Last week I was checking through my RSS feed of blogs and checked to see what the good folk over at T-Central had been up to. If you’ve not been over, the site is worth checking out. They not only keep a long list of trans blogs, but they also do a feature post. Usually, posting a link to a trans blog article that’s a thought provoking read. They also link to those who’ve just been babbling away to themselves (here and here). 😉
Anyhoo, on Saturday, I spotted a link to a post called the Slippery Slope, which was written by Nadine. It’s not the first time I’ve heard those words. Not from the My Husband Betty books, but from my own dear, Ever Lovely Mrs J. In fairness, it was a long time ago and during my…. not sure what to call this. I’ll go with experimentation phase. That time when you’re sort of out, at least to your partner, and you’re finding your feet. Oh, a slow hand clap for anyone who says, try looking down your legs. 🙂 I’d run out of nail varnish remover and came home with red nails. A quick clean up and I was fine, although I did make the bathroom bin whiff of chemicals. Naturally, Mrs J was curious and then felt that it was all escalating. Which, given that I didn’t wear nail varnish when going out before, can’t be denied. That’s not to say her (righteous) missive didn’t sting. Sometimes, the truth hurts.

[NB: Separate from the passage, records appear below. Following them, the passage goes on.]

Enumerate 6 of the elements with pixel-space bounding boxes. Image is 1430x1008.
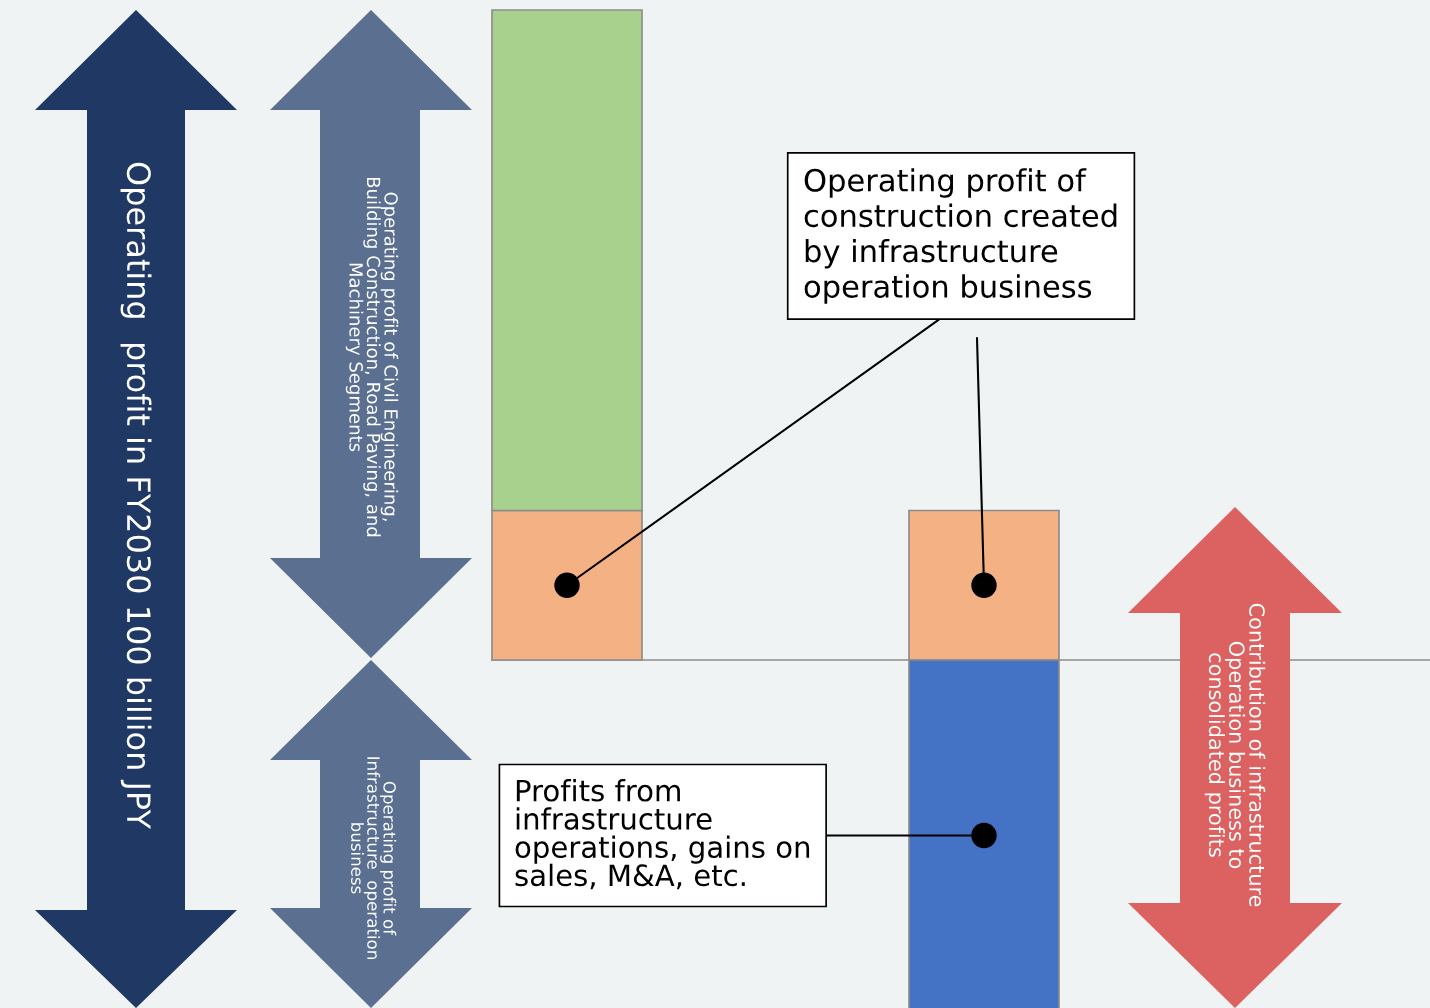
annotation: Operating profit of construction created by infrastructure operation business [804,168,1117,304]
text: Operating profit of Civil Engineering, Building Construction, Road Paving, and Machinery Segments [345,177,399,537]
annotation: Contribution of infrastructure Operation business to consolidated profits [1204,603,1266,907]
annotation: Profits from infrastructure operations, gains on sales, M&A, etc. [515,779,810,890]
text: Operating profit in FY2030 100 billion JPY [120,162,152,830]
text: Operating profit of Infrastructure operation business [351,757,397,959]
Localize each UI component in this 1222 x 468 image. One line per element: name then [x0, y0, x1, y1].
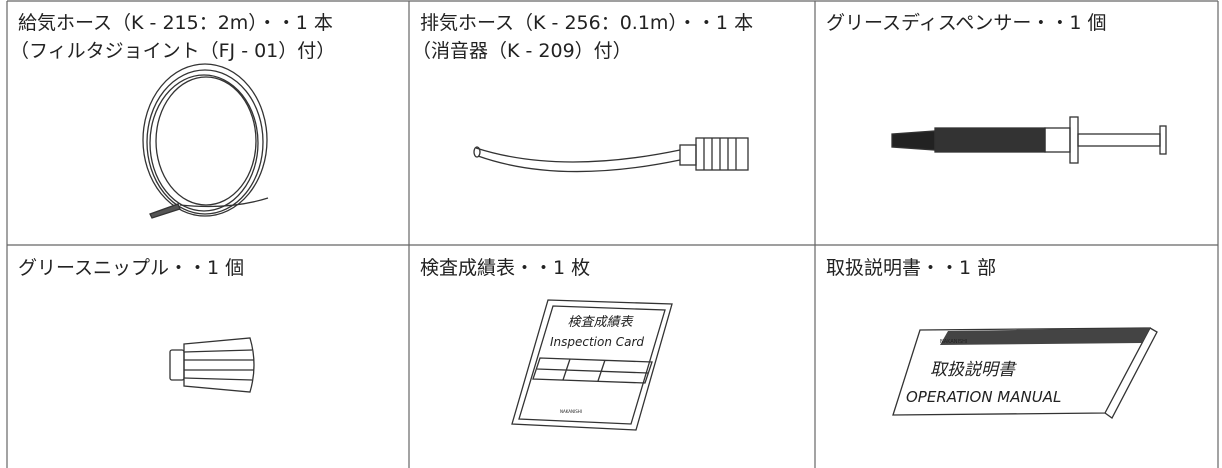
card-brand: NAKANISHI — [560, 409, 582, 414]
manual-illustration: NAKANISHI 取扱説明書 OPERATION MANUAL — [892, 327, 1158, 419]
cell-text: 取扱説明書・・1 部 — [826, 257, 996, 279]
grease-dispenser-illustration — [891, 116, 1167, 164]
cells: 給気ホース（K - 215：2m）・・1 本 （フィルタジョイント（FJ - 01… — [10, 12, 1107, 279]
cell-text: 給気ホース（K - 215：2m）・・1 本 — [18, 12, 333, 34]
table-grid — [6, 0, 1219, 468]
cell-text: 排気ホース（K - 256：0.1m）・・1 本 — [420, 12, 753, 34]
cell-text: グリースディスペンサー・・1 個 — [826, 12, 1107, 34]
manual-subtitle: OPERATION MANUAL — [906, 388, 1061, 406]
cell-text: 検査成績表・・1 枚 — [420, 257, 590, 279]
manual-title: 取扱説明書 — [930, 360, 1017, 380]
inspection-card-illustration: 検査成績表 Inspection Card NAKANISHI — [511, 299, 673, 431]
grease-nipple-illustration — [169, 337, 255, 393]
exhaust-hose-illustration — [473, 137, 749, 173]
cell-text: （消音器（K - 209）付） — [412, 40, 632, 62]
cell-text: （フィルタジョイント（FJ - 01）付） — [10, 40, 335, 62]
cell-text: グリースニップル・・1 個 — [18, 257, 244, 279]
card-subtitle: Inspection Card — [550, 335, 644, 349]
manual-brand: NAKANISHI — [940, 339, 967, 345]
hose-coil-illustration — [142, 63, 269, 219]
card-title: 検査成績表 — [567, 315, 634, 330]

So, how do those two wee facts interlink? Well, I’m glad you asked. There is, I believe, the phenomenon of the trans shooting star. See how it reaches into the sky leaving a blaze of fabulous sparkles and carefree behaviour. Nothing can touch it…. except the gradual and unrepentant gravity of reality, or the heavy handed slap of guilt. We’ve all been there, or know someone who has. There’s no shame in it. We – trans folk – get a whiff of freedom and we’re gone…. hence the graph (below).
Joe’s our stereotypical transgender person, we’ll go with male by birth, because I don’t what it may be like for our trans-men cousins. Joe starts off in life and slowly, the trans pressure builds up. He either can’t take it any more, or he’s careless; it doesn’t matter, He’s coming out and down the mood drain he goes. Joe may question who he is, and maybe his partner is questioning Joe on who he is too. Maybe positively, or maybe not: every journey is different.

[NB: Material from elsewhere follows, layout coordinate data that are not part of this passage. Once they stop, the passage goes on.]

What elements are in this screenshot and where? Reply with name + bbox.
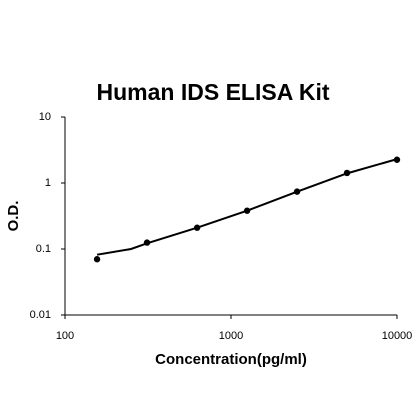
y-tick-label: 0.1 (36, 243, 51, 255)
y-axis-title: O.D. (5, 201, 22, 232)
y-tick-label: 0.01 (30, 309, 51, 321)
y-tick-label: 1 (45, 177, 51, 189)
data-point (93, 256, 101, 263)
y-tick-label: 10 (39, 111, 51, 123)
chart-title: Human IDS ELISA Kit (97, 79, 330, 105)
x-tick-label: 10000 (382, 330, 413, 342)
x-tick-label: 100 (56, 330, 74, 342)
x-tick-label: 1000 (219, 330, 243, 342)
x-axis-title: Concentration(pg/ml) (155, 351, 307, 368)
fit-curve (96, 158, 398, 256)
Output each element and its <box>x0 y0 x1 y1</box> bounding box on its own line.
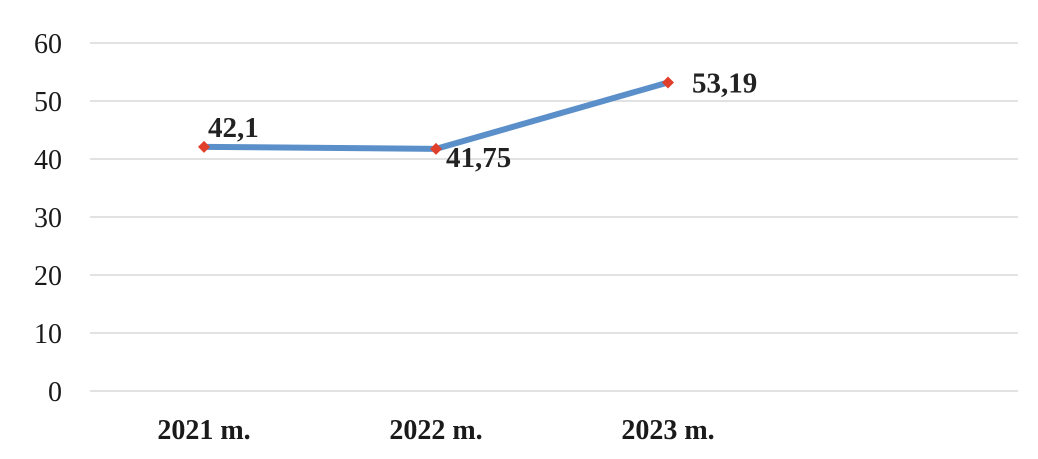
x-tick-label: 2023 m. <box>621 415 714 446</box>
y-tick-label: 60 <box>34 29 62 60</box>
y-tick-label: 40 <box>34 145 62 176</box>
y-tick-label: 20 <box>34 261 62 292</box>
y-tick-label: 10 <box>34 319 62 350</box>
data-point-marker <box>430 142 442 155</box>
y-tick-label: 30 <box>34 203 62 234</box>
y-tick-label: 50 <box>34 87 62 118</box>
data-point-marker <box>662 76 674 89</box>
data-label: 41,75 <box>446 142 511 174</box>
series-line <box>201 79 671 152</box>
y-axis-ticks: 0 10 20 30 40 50 60 <box>34 29 62 408</box>
series-layer <box>198 76 674 155</box>
x-axis-ticks: 2021 m. 2022 m. 2023 m. <box>157 415 714 446</box>
x-tick-label: 2021 m. <box>157 415 250 446</box>
y-tick-label: 0 <box>48 377 62 408</box>
data-label: 53,19 <box>692 67 757 99</box>
data-label: 42,1 <box>208 112 259 144</box>
x-tick-label: 2022 m. <box>389 415 482 446</box>
data-labels: 42,1 41,75 53,19 <box>208 67 757 173</box>
data-point-marker <box>198 140 210 153</box>
gridlines <box>90 42 1018 392</box>
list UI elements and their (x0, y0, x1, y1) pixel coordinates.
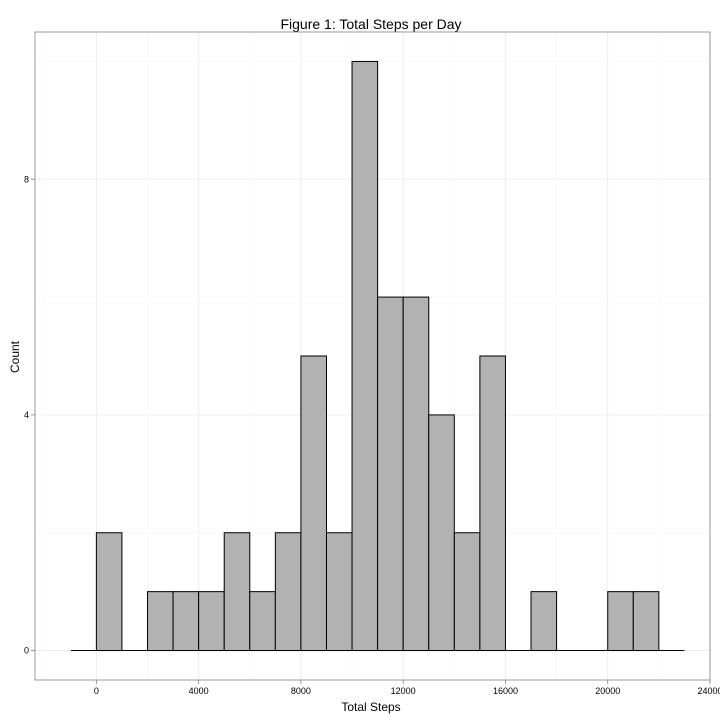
histogram-bar (377, 296, 404, 652)
histogram-bar (351, 60, 379, 652)
histogram-bar (274, 532, 302, 652)
histogram-bar (479, 355, 506, 652)
histogram-bar (453, 532, 481, 652)
x-axis-title: Total Steps (341, 700, 400, 714)
x-tick-label: 12000 (391, 686, 416, 696)
histogram-bar (300, 355, 327, 652)
histogram-bar (249, 591, 276, 652)
bars-layer (95, 60, 660, 652)
histogram-bar (530, 591, 558, 652)
x-tick-label: 20000 (595, 686, 620, 696)
histogram-bar (172, 591, 200, 652)
histogram-bar (95, 532, 123, 652)
panel-border (34, 31, 711, 681)
histogram-bar (223, 532, 251, 652)
x-tick-label: 8000 (291, 686, 311, 696)
histogram-bar (632, 591, 660, 652)
histogram-bar (402, 296, 430, 652)
x-tick-label: 16000 (493, 686, 518, 696)
chart-title: Figure 1: Total Steps per Day (280, 16, 461, 32)
y-tick-label: 8 (24, 174, 29, 184)
histogram-bar (325, 532, 353, 652)
histogram-bar (147, 591, 174, 652)
y-tick-label: 0 (24, 646, 29, 656)
histogram-bar (607, 591, 634, 652)
y-axis: 0 4 8 (24, 174, 35, 656)
y-axis-title: Count (8, 340, 22, 373)
histogram-bar (198, 591, 225, 652)
x-tick-label: 4000 (189, 686, 209, 696)
histogram-bar (428, 414, 455, 652)
x-tick-label: 0 (94, 686, 99, 696)
y-tick-label: 4 (24, 410, 29, 420)
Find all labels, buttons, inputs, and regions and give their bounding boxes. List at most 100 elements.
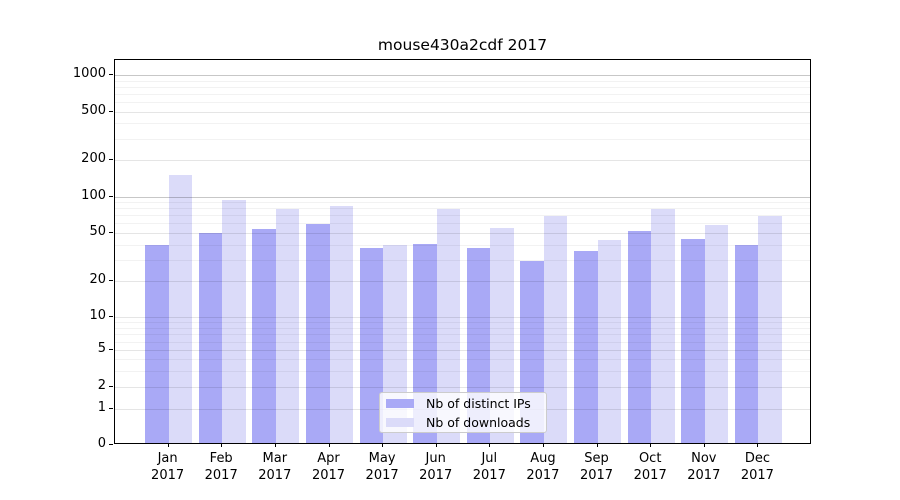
x-axis-tick	[328, 443, 330, 447]
y-axis-tick-label: 10	[89, 308, 106, 323]
legend-item-downloads: Nb of downloads	[386, 413, 546, 432]
major-gridline	[115, 111, 810, 113]
x-axis-label: Aug 2017	[526, 451, 560, 483]
bar-downloads-jan-2017	[168, 175, 193, 443]
major-gridline	[115, 160, 810, 162]
bar-distinct-ips-nov-2017	[681, 238, 705, 443]
minor-gridline	[115, 208, 810, 210]
legend-item-distinct-ips: Nb of distinct IPs	[386, 394, 546, 413]
bar-downloads-mar-2017	[275, 209, 300, 443]
minor-gridline	[115, 370, 810, 372]
x-axis-label: Oct 2017	[633, 451, 667, 483]
legend: Nb of distinct IPs Nb of downloads	[379, 392, 547, 433]
y-axis-tick	[109, 231, 113, 233]
minor-gridline	[115, 215, 810, 217]
minor-gridline	[115, 334, 810, 336]
bar-distinct-ips-jan-2017	[145, 245, 169, 443]
y-axis-tick-label: 50	[89, 223, 106, 239]
bar-distinct-ips-apr-2017	[306, 224, 330, 443]
bar-downloads-oct-2017	[651, 209, 675, 443]
y-axis-tick-label: 0	[97, 435, 106, 451]
y-axis-tick-label: 20	[89, 271, 106, 287]
bar-distinct-ips-may-2017	[359, 248, 384, 443]
x-axis-label: Jan 2017	[151, 451, 185, 483]
bar-downloads-nov-2017	[704, 225, 729, 443]
bar-distinct-ips-mar-2017	[252, 228, 276, 443]
minor-gridline	[115, 327, 810, 329]
bar-downloads-jul-2017	[490, 227, 514, 443]
x-axis-tick	[542, 443, 544, 447]
minor-gridline	[115, 123, 810, 125]
y-axis-tick	[109, 316, 113, 317]
gridlines-layer	[115, 60, 810, 443]
minor-gridline	[115, 86, 810, 88]
legend-swatch-distinct-ips	[386, 398, 414, 408]
x-axis-label: Feb 2017	[204, 451, 238, 483]
bar-downloads-apr-2017	[329, 206, 353, 443]
major-gridline	[115, 75, 810, 76]
x-axis-label: May 2017	[365, 451, 399, 483]
bar-distinct-ips-dec-2017	[734, 245, 759, 443]
legend-label-distinct-ips: Nb of distinct IPs	[426, 395, 531, 411]
y-axis-tick	[109, 279, 113, 281]
bar-distinct-ips-sep-2017	[574, 251, 598, 443]
x-axis-tick	[489, 443, 491, 447]
chart-title: mouse430a2cdf 2017	[377, 36, 548, 54]
x-axis-label: Jun 2017	[419, 451, 453, 483]
bar-downloads-sep-2017	[597, 240, 621, 443]
x-axis-tick	[435, 443, 437, 447]
minor-gridline	[115, 202, 810, 204]
major-gridline	[115, 317, 810, 318]
x-axis-tick	[167, 443, 169, 447]
y-axis-tick	[109, 349, 113, 351]
major-gridline	[115, 232, 810, 234]
x-axis-label: Mar 2017	[258, 451, 292, 483]
y-axis-tick-label: 2	[97, 378, 106, 393]
x-axis-label: Dec 2017	[740, 451, 774, 483]
major-gridline	[115, 196, 810, 198]
y-axis-tick-label: 200	[81, 151, 106, 167]
bar-downloads-jun-2017	[436, 209, 461, 443]
plot-area	[114, 59, 811, 444]
x-axis-tick	[703, 443, 705, 447]
x-axis-tick	[274, 443, 276, 447]
minor-gridline	[115, 80, 810, 82]
x-axis-tick	[382, 443, 384, 447]
x-axis-label: Sep 2017	[579, 451, 614, 483]
legend-label-downloads: Nb of downloads	[426, 414, 531, 430]
x-axis-label: Apr 2017	[311, 451, 346, 483]
minor-gridline	[115, 244, 810, 246]
y-axis-tick	[109, 159, 113, 161]
x-axis-label: Jul 2017	[472, 451, 506, 483]
major-gridline	[115, 280, 810, 282]
y-axis-tick-label: 5	[97, 341, 106, 357]
minor-gridline	[115, 341, 810, 343]
bar-downloads-dec-2017	[758, 216, 782, 443]
y-axis-tick-label: 1	[97, 400, 106, 415]
minor-gridline	[115, 138, 810, 140]
y-axis-tick	[109, 74, 113, 75]
x-axis-label: Nov 2017	[687, 451, 721, 483]
minor-gridline	[115, 359, 810, 361]
minor-gridline	[115, 223, 810, 225]
bar-downloads-feb-2017	[222, 200, 246, 443]
minor-gridline	[115, 93, 810, 95]
y-axis-tick	[109, 386, 113, 387]
x-axis-tick	[221, 443, 223, 447]
y-axis-tick-label: 1000	[72, 66, 106, 81]
bar-distinct-ips-oct-2017	[627, 230, 652, 443]
bar-distinct-ips-feb-2017	[198, 233, 223, 443]
major-gridline	[115, 350, 810, 352]
major-gridline	[115, 387, 810, 388]
minor-gridline	[115, 259, 810, 261]
y-axis-tick	[109, 195, 113, 197]
y-axis-tick	[109, 443, 113, 445]
x-axis-tick	[650, 443, 652, 447]
y-axis-tick	[109, 408, 113, 409]
x-axis-tick	[757, 443, 759, 447]
y-axis-tick	[109, 110, 113, 112]
y-axis-tick-label: 100	[81, 187, 106, 203]
x-axis-tick	[596, 443, 598, 447]
legend-swatch-downloads	[386, 417, 414, 427]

Slowly Joe starts to get his head around things. He begins to be more open, maybe drop his guard. Those who’ve been through this, maybe begin to hear the gentle calls from Mission Control: We are go for launch. Joe’s launch into the trans world is underway. Off he soars to the nearest shopping area, or Internet site. Plain paper packages arrive in the post. Credit cards start to get a little warm and he’s pushing at boundaries neither partner knew they had. Off he goes, sky high looking fabulous and without a care in the world. All is fine in the high T-Orbit. Nothing can touch him…..
Except, the real world. Joe cannot live in a bubble. He has to come down for air and that high orbit high over the world, sure, there are other passing stars, but he’s left some people behind. He begins to lose height and that re-entry burns him. He’s gone so high, so far and yet…. he’s still him. He’s still Joe with this new world and his old one to balance.
Will Joe hit the icy waters on his own, or will his crash be lessened by his friends & family? Who can say. That’s up to Joe. Maybe he’ll share with his partner and find he doesn’t need to be fully off planet, to have escape. Maybe he’s happy with a few times a year, once a month, or just a weekend. It’s not our call, it’s Joe’s.
Over time, Joe will learn some home truths. Maybe he won’t like some of them, maybe he’ll give up for a bit and lay low. That interstellar flight wiped him out. Slowly, but surely, he’ll feel T-Call and he’ll start again. Not at the blistering white-knuckle speed of last time, but a gentle pace. He’s tasted freedom and he’s felt pain. Maybe Joe’s learned enough to balance both. Maybe he’s learned acceptance and maybe he’s lucky enough to have a partner who loves him – all aspects of him. Let’s hope he has. No more boom and bust, or worse: doom and dust.
Let’s hope that Joe can look back. Realise that what’s happened has happened and where possible, learn a little. Learn to be okay with who he is and who he sometimes likes to be.